What happens if you die without making a Will? – Death and Intestacy


Although we are constantly encouraging and advising people to make Wills not everybody follows this advice.

Therefore what happens if you die without making a Will? In this case your estate falls to be dealt with in accordance with the law of intestate succession and it is commonly known as an ‘intestacy’.

But who inherits under an intestacy?

Husbands, wives and civil partners automatically think that everything goes to the survivor but this is not always the case. The relatives who may benefit on an intestacy are:

1. Spouse or civil partner.
2. Children or remoter lineal descendants.
3. Parents.
4. Brothers and sisters of the whole blood or their children.
5. Brothers and sisters of the half blood or their children.
6. Grandparents.
7. Uncles and aunts of the whole blood or their children.
8. Uncles and aunts of the half blood or their children.

Who takes what will depend upon the size of the estate and which if any of the above groups of relatives are living at the time the intestacy arises.

If there is a surviving spouse or civil partner and there are no other relatives that are in the list then the surviving spouse or civil partner will take the whole of the estate.

If there is a surviving spouse or civil partner and there are children, the spouse or civil partner takes the personal belongings together with a fixed sum of £250,000 and a life interest in one half of the balance of the rest of the estate. The other half of the estate passes to the children.

A life interest means they do not get the assets absolutely they just get them for their lifetime and they will then pass to the children.

If there are no children but a surviving spouse or civil partner and either parents or brothers or sisters then the surviving spouse or civil partner takes the first £450,000 with an absolute interest in one half of the balance of the residuary estate and the other half will pass to the parents or brothers and sisters.

If you die leaving no spouse or civil partner but leave children then the whole estate passes to the children in equal shares.
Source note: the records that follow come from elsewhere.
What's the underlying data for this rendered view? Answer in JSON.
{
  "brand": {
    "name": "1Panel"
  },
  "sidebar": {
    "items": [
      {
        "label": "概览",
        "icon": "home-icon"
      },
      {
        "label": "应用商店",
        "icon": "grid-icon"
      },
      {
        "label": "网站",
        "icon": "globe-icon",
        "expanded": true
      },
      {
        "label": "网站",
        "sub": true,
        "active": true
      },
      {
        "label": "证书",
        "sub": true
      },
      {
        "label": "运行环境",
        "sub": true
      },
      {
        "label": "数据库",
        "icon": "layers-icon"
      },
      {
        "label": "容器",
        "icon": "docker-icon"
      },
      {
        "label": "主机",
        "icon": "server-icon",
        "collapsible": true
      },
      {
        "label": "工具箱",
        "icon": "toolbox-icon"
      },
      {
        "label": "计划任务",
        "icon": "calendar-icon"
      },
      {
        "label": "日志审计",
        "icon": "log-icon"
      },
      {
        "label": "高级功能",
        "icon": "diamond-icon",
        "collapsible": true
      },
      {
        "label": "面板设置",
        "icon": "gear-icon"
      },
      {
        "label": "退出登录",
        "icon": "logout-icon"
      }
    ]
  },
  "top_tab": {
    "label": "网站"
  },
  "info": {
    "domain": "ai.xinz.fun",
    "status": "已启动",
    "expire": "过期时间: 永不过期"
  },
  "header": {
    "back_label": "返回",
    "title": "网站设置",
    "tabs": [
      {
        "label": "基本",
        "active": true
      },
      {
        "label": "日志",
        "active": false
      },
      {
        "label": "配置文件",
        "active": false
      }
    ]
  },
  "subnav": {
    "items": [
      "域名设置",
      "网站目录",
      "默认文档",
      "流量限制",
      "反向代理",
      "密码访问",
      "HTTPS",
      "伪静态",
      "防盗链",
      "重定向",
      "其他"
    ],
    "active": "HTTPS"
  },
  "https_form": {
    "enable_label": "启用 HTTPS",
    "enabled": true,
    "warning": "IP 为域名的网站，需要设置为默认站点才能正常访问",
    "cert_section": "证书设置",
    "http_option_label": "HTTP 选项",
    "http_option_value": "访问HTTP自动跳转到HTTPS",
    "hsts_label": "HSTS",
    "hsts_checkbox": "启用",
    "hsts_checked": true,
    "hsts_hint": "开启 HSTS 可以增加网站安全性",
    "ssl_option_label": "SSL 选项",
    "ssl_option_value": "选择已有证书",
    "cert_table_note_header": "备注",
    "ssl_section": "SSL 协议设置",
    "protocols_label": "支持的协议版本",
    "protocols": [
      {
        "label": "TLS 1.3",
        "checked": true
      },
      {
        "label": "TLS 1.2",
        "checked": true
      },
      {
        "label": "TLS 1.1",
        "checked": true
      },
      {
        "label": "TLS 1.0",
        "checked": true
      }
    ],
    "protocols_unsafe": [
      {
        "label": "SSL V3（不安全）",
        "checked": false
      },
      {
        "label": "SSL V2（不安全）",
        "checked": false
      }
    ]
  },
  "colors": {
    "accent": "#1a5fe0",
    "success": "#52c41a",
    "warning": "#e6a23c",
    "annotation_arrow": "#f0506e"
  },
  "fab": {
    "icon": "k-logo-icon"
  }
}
If you die leaving no spouse or civil partner or children but there are relatives in any of the categories above then those relatives take the residuary estate in that order. Nobody is able to take a benefit under an intestacy if there is a person in a higher category that has survived.
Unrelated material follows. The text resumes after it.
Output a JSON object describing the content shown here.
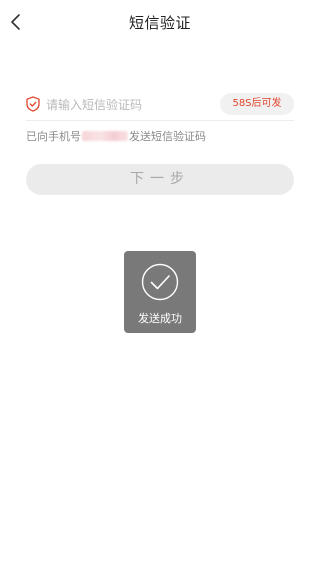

If there are no surviving relatives from any of the above categories the residuary estate will pass to the Crown or the Duchy of Lancaster or the Duke of Cornwall.

Sometimes dying without a Will can be complicated depending on your family therefore it is very important that you do make a Will and tell the person drafting this full details of your family so they can advise you correctly.

The more information that the Will drafter has the better they can draft the Will for you so it does carry out your wishes.